We stepped off the plane to a balmy 34 degrees. When we left, we had left about 4 degrees so were dressed somewhere in between. Too cold for Canberra, and way too hot for Tel-Aviv.

This was my third visit to Israel. I was prepared for the usual tense questioning and judgment from the customs officials. Although my partner is Israeli, we lined up in the foreigners line worrying we might provoke annoyance whichever line we picked. Surprisingly, we were warmly welcomed, well at least welcomed to the country and told we could also use the Israeli line in future (a promise yet to be confirmed). After our easy passage through customs, we looked at the boards to find out which carousel our luggage would arrive on. Number ‘8’ flashed the sign. We grabbed a trolley and headed for carousel 8.

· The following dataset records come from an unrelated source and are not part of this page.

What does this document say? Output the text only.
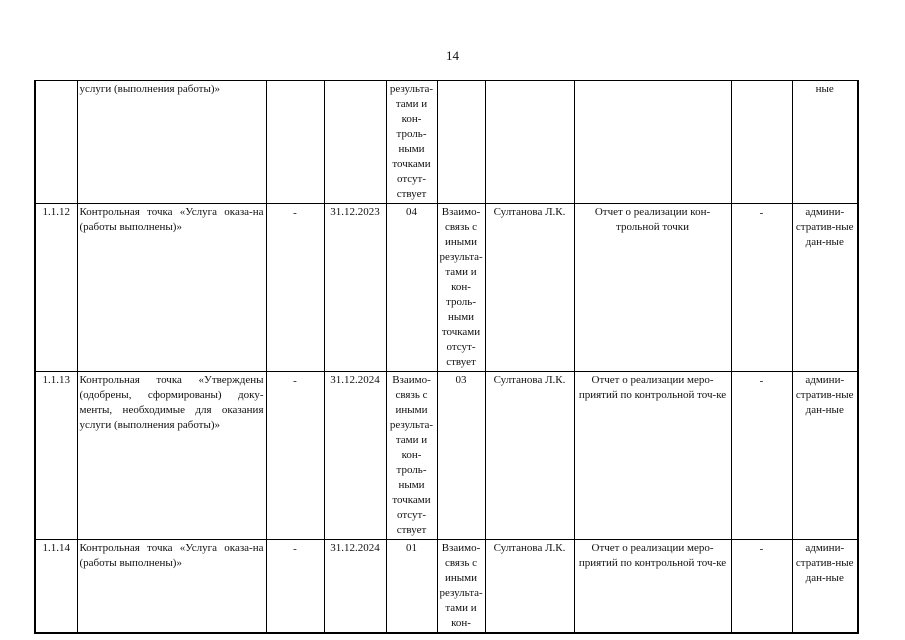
14
	услуги (выполнения работы)»			результа-тами и кон-троль-ными точками отсут-ствует					ные
1.1.12	Контрольная точка «Услуга оказа-на (работы выполнены)»	-	31.12.2023	04	Взаимо-связь с иными результа-тами и кон-троль-ными точками отсут-ствует	Султанова Л.К.	Отчет о реализации кон-трольной точки	-	админи-стратив-ные дан-ные
1.1.13	Контрольная точка «Утверждены (одобрены, сформированы) доку-менты, необходимые для оказания услуги (выполнения работы)»	-	31.12.2024	Взаимо-связь с иными результа-тами и кон-троль-ными точками отсут-ствует	03	Султанова Л.К.	Отчет о реализации меро-приятий по контрольной точ-ке	-	админи-стратив-ные дан-ные
1.1.14	Контрольная точка «Услуга оказа-на (работы выполнены)»	-	31.12.2024	01	Взаимо-связь с иными результа-тами и кон-	Султанова Л.К.	Отчет о реализации меро-приятий по контрольной точ-ке	-	админи-стратив-ные дан-ные
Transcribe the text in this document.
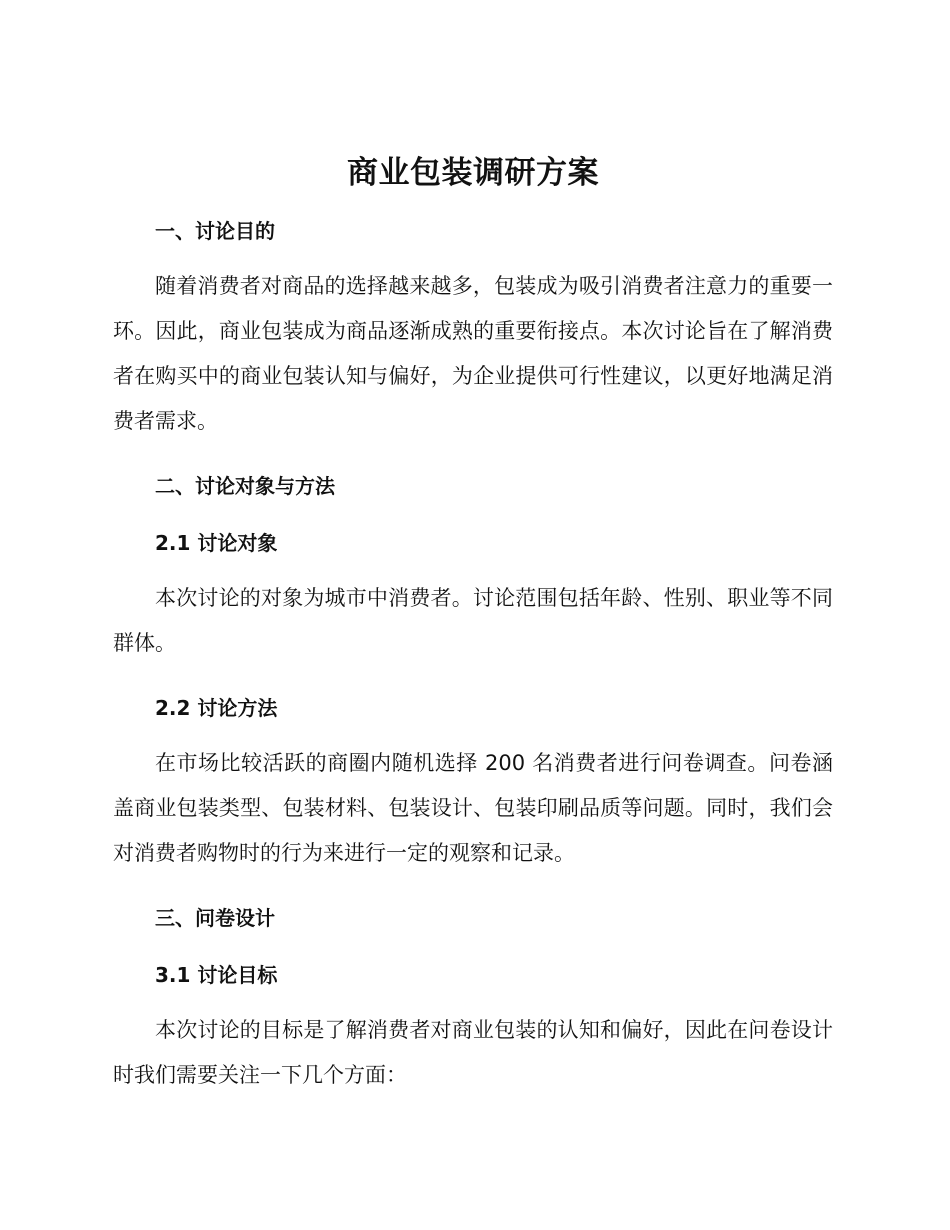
商业包装调研方案
一、讨论目的

随着消费者对商品的选择越来越多，包装成为吸引消费者注意力的重要一环。因此，商业包装成为商品逐渐成熟的重要衔接点。本次讨论旨在了解消费者在购买中的商业包装认知与偏好，为企业提供可行性建议，以更好地满足消费者需求。

二、讨论对象与方法
2.1 讨论对象

本次讨论的对象为城市中消费者。讨论范围包括年龄、性别、职业等不同群体。

2.2 讨论方法

在市场比较活跃的商圈内随机选择 200 名消费者进行问卷调查。问卷涵盖商业包装类型、包装材料、包装设计、包装印刷品质等问题。同时，我们会对消费者购物时的行为来进行一定的观察和记录。

三、问卷设计
3.1 讨论目标

本次讨论的目标是了解消费者对商业包装的认知和偏好，因此在问卷设计时我们需要关注一下几个方面：
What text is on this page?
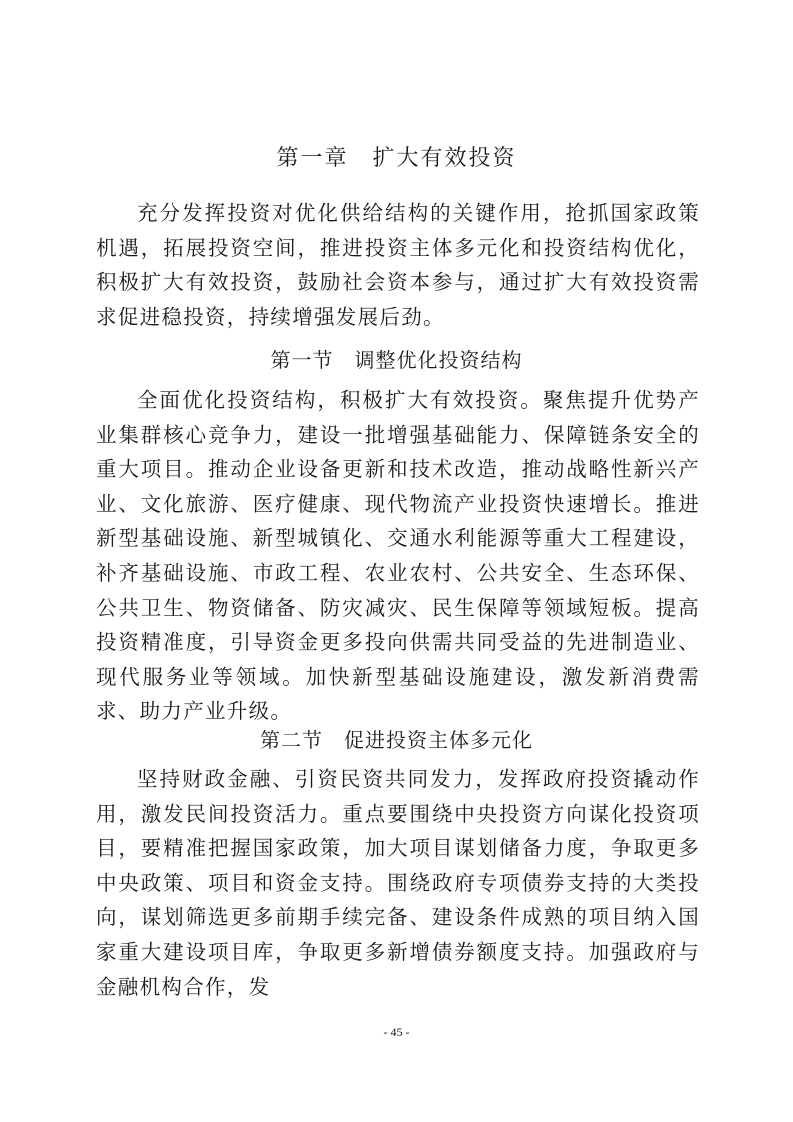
第一章　扩大有效投资

充分发挥投资对优化供给结构的关键作用，抢抓国家政策机遇，拓展投资空间，推进投资主体多元化和投资结构优化，积极扩大有效投资，鼓励社会资本参与，通过扩大有效投资需求促进稳投资，持续增强发展后劲。

第一节　调整优化投资结构

全面优化投资结构，积极扩大有效投资。聚焦提升优势产业集群核心竞争力，建设一批增强基础能力、保障链条安全的重大项目。推动企业设备更新和技术改造，推动战略性新兴产业、文化旅游、医疗健康、现代物流产业投资快速增长。推进新型基础设施、新型城镇化、交通水利能源等重大工程建设，补齐基础设施、市政工程、农业农村、公共安全、生态环保、公共卫生、物资储备、防灾减灾、民生保障等领域短板。提高投资精准度，引导资金更多投向供需共同受益的先进制造业、现代服务业等领域。加快新型基础设施建设，激发新消费需求、助力产业升级。

第二节　促进投资主体多元化

坚持财政金融、引资民资共同发力，发挥政府投资撬动作用，激发民间投资活力。重点要围绕中央投资方向谋化投资项目，要精准把握国家政策，加大项目谋划储备力度，争取更多中央政策、项目和资金支持。围绕政府专项债券支持的大类投向，谋划筛选更多前期手续完备、建设条件成熟的项目纳入国家重大建设项目库，争取更多新增债券额度支持。加强政府与金融机构合作，发

- 45 -
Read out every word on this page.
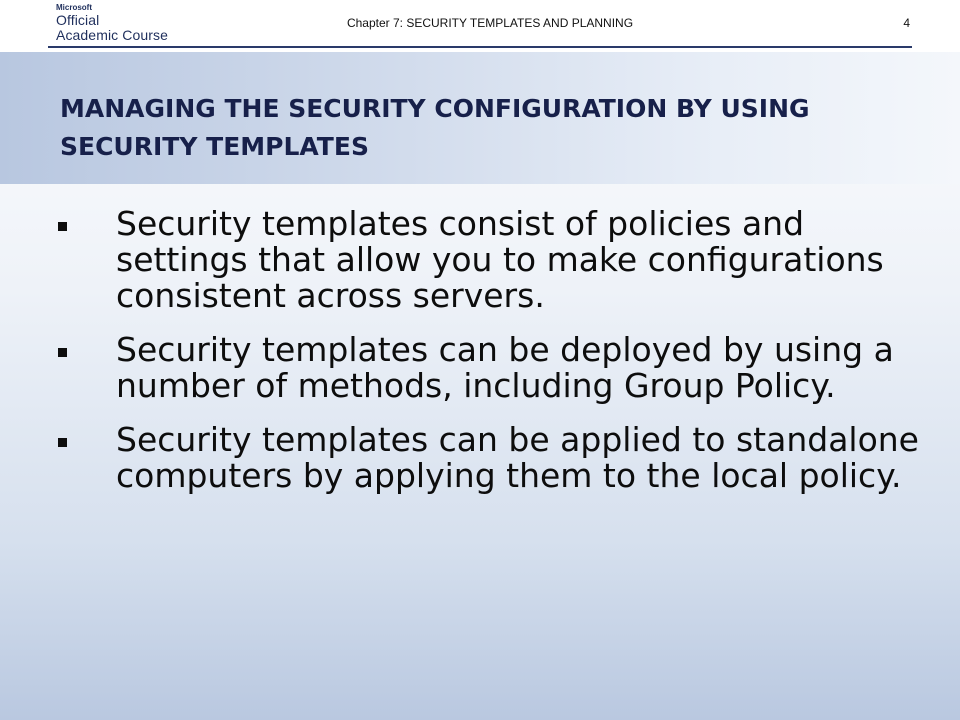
Microsoft
Official
Academic Course
Chapter 7: SECURITY TEMPLATES AND PLANNING	4
MANAGING THE SECURITY CONFIGURATION BY USING SECURITY TEMPLATES
Security templates consist of policies and settings that allow you to make configurations consistent across servers.
Security templates can be deployed by using a number of methods, including Group Policy.
Security templates can be applied to standalone computers by applying them to the local policy.
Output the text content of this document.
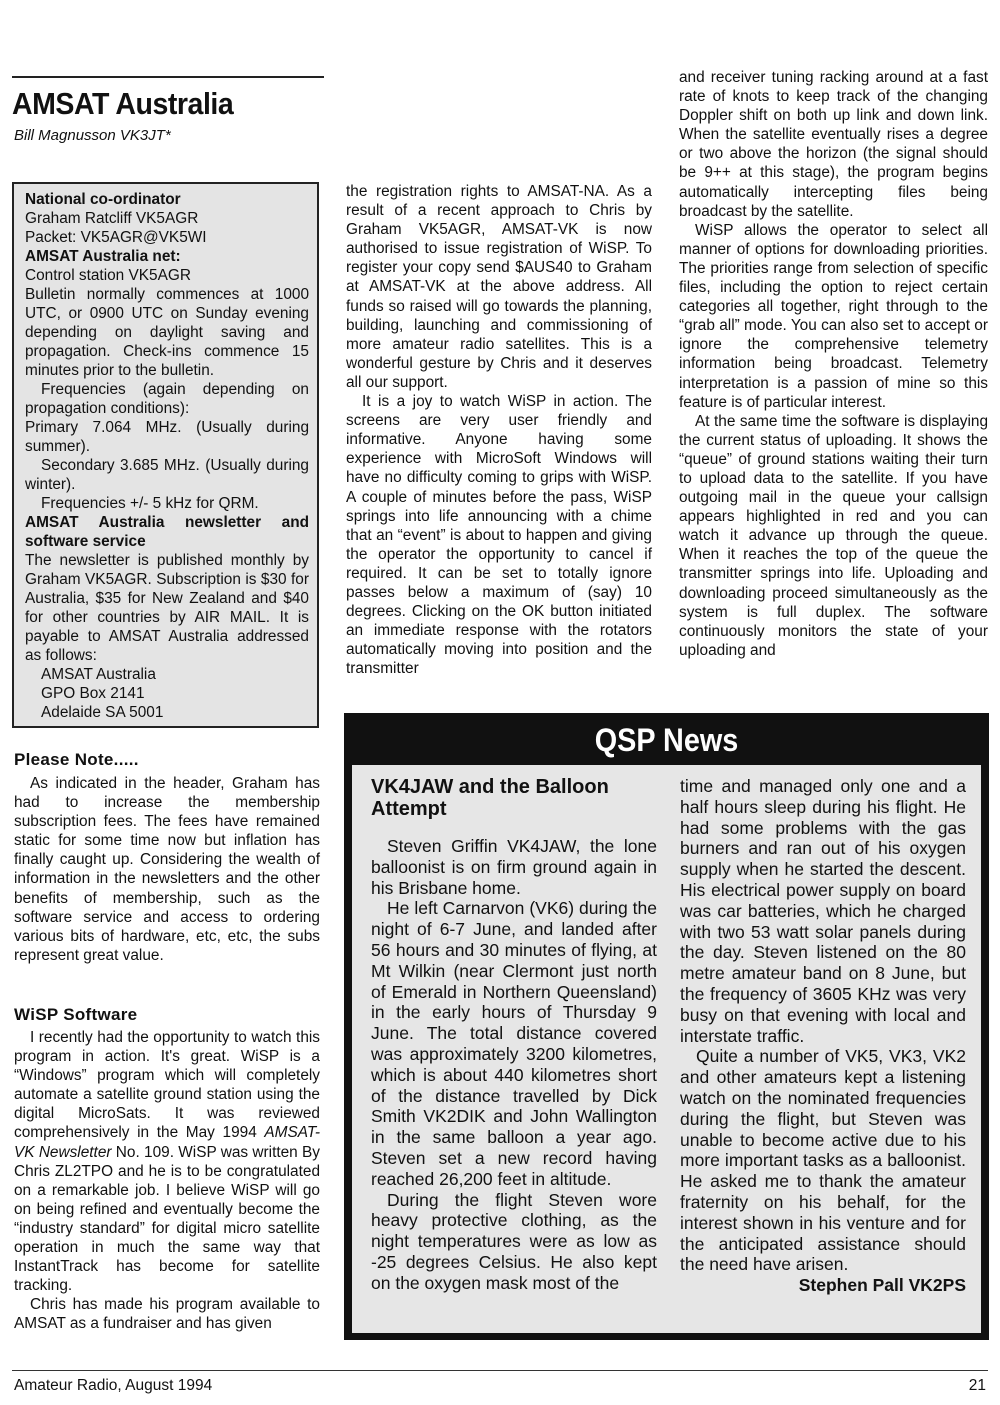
AMSAT Australia
Bill Magnusson VK3JT*

National co-ordinator

Graham Ratcliff VK5AGR

Packet: VK5AGR@VK5WI

AMSAT Australia net:

Control station VK5AGR

Bulletin normally commences at 1000 UTC, or 0900 UTC on Sunday evening depending on daylight saving and propagation. Check-ins commence 15 minutes prior to the bulletin.

Frequencies (again depending on propagation conditions):

Primary 7.064 MHz. (Usually during summer).

Secondary 3.685 MHz. (Usually during winter).

Frequencies +/- 5 kHz for QRM.

AMSAT Australia newsletter and software service

The newsletter is published monthly by Graham VK5AGR. Subscription is $30 for Australia, $35 for New Zealand and $40 for other countries by AIR MAIL. It is payable to AMSAT Australia addressed as follows:

AMSAT Australia

GPO Box 2141

Adelaide SA 5001

Please Note.....

As indicated in the header, Graham has had to increase the membership subscription fees. The fees have remained static for some time now but inflation has finally caught up. Considering the wealth of information in the newsletters and the other benefits of membership, such as the software service and access to ordering various bits of hardware, etc, etc, the subs represent great value.

WiSP Software

I recently had the opportunity to watch this program in action. It's great. WiSP is a “Windows” program which will completely automate a satellite ground station using the digital MicroSats. It was reviewed comprehensively in the May 1994 AMSAT-VK Newsletter No. 109. WiSP was written By Chris ZL2TPO and he is to be congratulated on a remarkable job. I believe WiSP will go on being refined and eventually become the “industry standard” for digital micro satellite operation in much the same way that InstantTrack has become for satellite tracking.

Chris has made his program available to AMSAT as a fundraiser and has given

the registration rights to AMSAT-NA. As a result of a recent approach to Chris by Graham VK5AGR, AMSAT-VK is now authorised to issue registration of WiSP. To register your copy send $AUS40 to Graham at AMSAT-VK at the above address. All funds so raised will go towards the planning, building, launching and commissioning of more amateur radio satellites. This is a wonderful gesture by Chris and it deserves all our support.

It is a joy to watch WiSP in action. The screens are very user friendly and informative. Anyone having some experience with MicroSoft Windows will have no difficulty coming to grips with WiSP. A couple of minutes before the pass, WiSP springs into life announcing with a chime that an “event” is about to happen and giving the operator the opportunity to cancel if required. It can be set to totally ignore passes below a maximum of (say) 10 degrees. Clicking on the OK button initiated an immediate response with the rotators automatically moving into position and the transmitter

and receiver tuning racking around at a fast rate of knots to keep track of the changing Doppler shift on both up link and down link. When the satellite eventually rises a degree or two above the horizon (the signal should be 9++ at this stage), the program begins automatically intercepting files being broadcast by the satellite.

WiSP allows the operator to select all manner of options for downloading priorities. The priorities range from selection of specific files, including the option to reject certain categories all together, right through to the “grab all” mode. You can also set to accept or ignore the comprehensive telemetry information being broadcast. Telemetry interpretation is a passion of mine so this feature is of particular interest.

At the same time the software is displaying the current status of uploading. It shows the “queue” of ground stations waiting their turn to upload data to the satellite. If you have outgoing mail in the queue your callsign appears highlighted in red and you can watch it advance up through the queue. When it reaches the top of the queue the transmitter springs into life. Uploading and downloading proceed simultaneously as the system is full duplex. The software continuously monitors the state of your uploading and

QSP News
VK4JAW and the Balloon Attempt

Steven Griffin VK4JAW, the lone balloonist is on firm ground again in his Brisbane home.

He left Carnarvon (VK6) during the night of 6-7 June, and landed after 56 hours and 30 minutes of flying, at Mt Wilkin (near Clermont just north of Emerald in Northern Queensland) in the early hours of Thursday 9 June. The total distance covered was approximately 3200 kilometres, which is about 440 kilometres short of the distance travelled by Dick Smith VK2DIK and John Wallington in the same balloon a year ago. Steven set a new record having reached 26,200 feet in altitude.

During the flight Steven wore heavy protective clothing, as the night temperatures were as low as -25 degrees Celsius. He also kept on the oxygen mask most of the

time and managed only one and a half hours sleep during his flight. He had some problems with the gas burners and ran out of his oxygen supply when he started the descent. His electrical power supply on board was car batteries, which he charged with two 53 watt solar panels during the day. Steven listened on the 80 metre amateur band on 8 June, but the frequency of 3605 KHz was very busy on that evening with local and interstate traffic.

Quite a number of VK5, VK3, VK2 and other amateurs kept a listening watch on the nominated frequencies during the flight, but Steven was unable to become active due to his more important tasks as a balloonist. He asked me to thank the amateur fraternity on his behalf, for the interest shown in his venture and for the anticipated assistance should the need have arisen.

Stephen Pall VK2PS

Amateur Radio, August 1994	21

There is something about the baggage carousel that sends people into a territorial tizzy. Parking their trolleys sideways and as close as possible to the carousel. Leaning over to get a view of the forthcoming luggage, and all huddling around the same point to grab their bags the moment they appear. And every time, you see people struggling to pull off their large suitcase inevitably hitting 12 people who are just as eager to get their luggage.

Laughing smugly to ourselves about the unrestrained madness of the baggage carousel, we stood back a bit as we waited for our luggage. And waited. And waited. The bags pile-ups were getting smaller, the crowd thinning and we were starting to see the same old bags rolling around. Our bags were nowhere to be seen. Not ones to panic, we re-checked the board for the carousel number. Low and behold, the carousel number had changed. So we joined the hordes at our new carousel and it wasn’t long before, bags in tow, we were heading for the exit.

We were greeted by the joyous embrace of my fiancé’s family. Melting in jeans and long sleeves, and dying for a shower, we tried to pack the suitcases in the car. Alas, they didn’t fit – we tried several combinations: two smaller suitcases on the bottom; large on top, three side ways; large, small, small etc. We were also contending with the usual boot contents including a basketball and shopping trolley. Getting hotter by the minute, the final configuration was the two smaller suitcases in the boot and the largest (Big Mother-ship as we call it) was crammed into the back seat with us. Here begun the first of the Tetris challenges of this trip (you will hear more about this later).

It only took about five minutes before we were asked that fateful question: “Atem Re’evim?” or “are you hungry?” I never know how to answer this. If you are hungry, the polite Australian in me tells me it’s rude to say “yes” and if I am not hungry, I have learnt after three trips to Israel, it is rude to say “no.” So the only option is to say yes and eat. And even when you eat, you can never eat enough to satisfy those cooking for you.

That night more family members joined us. We talked about what had been happening and were entertained by the dramatic and comic styling’s of my partner’s nephew. He regaled to us various tales of woe, negotiated for cakes and candy and created a general (but wonderful) ‘balagan’ (mess).

Finally the jet-lag caught up to us and we hit the hay. I don’t think I have slept so deeply in all my life. A glorious 12 hours sleep.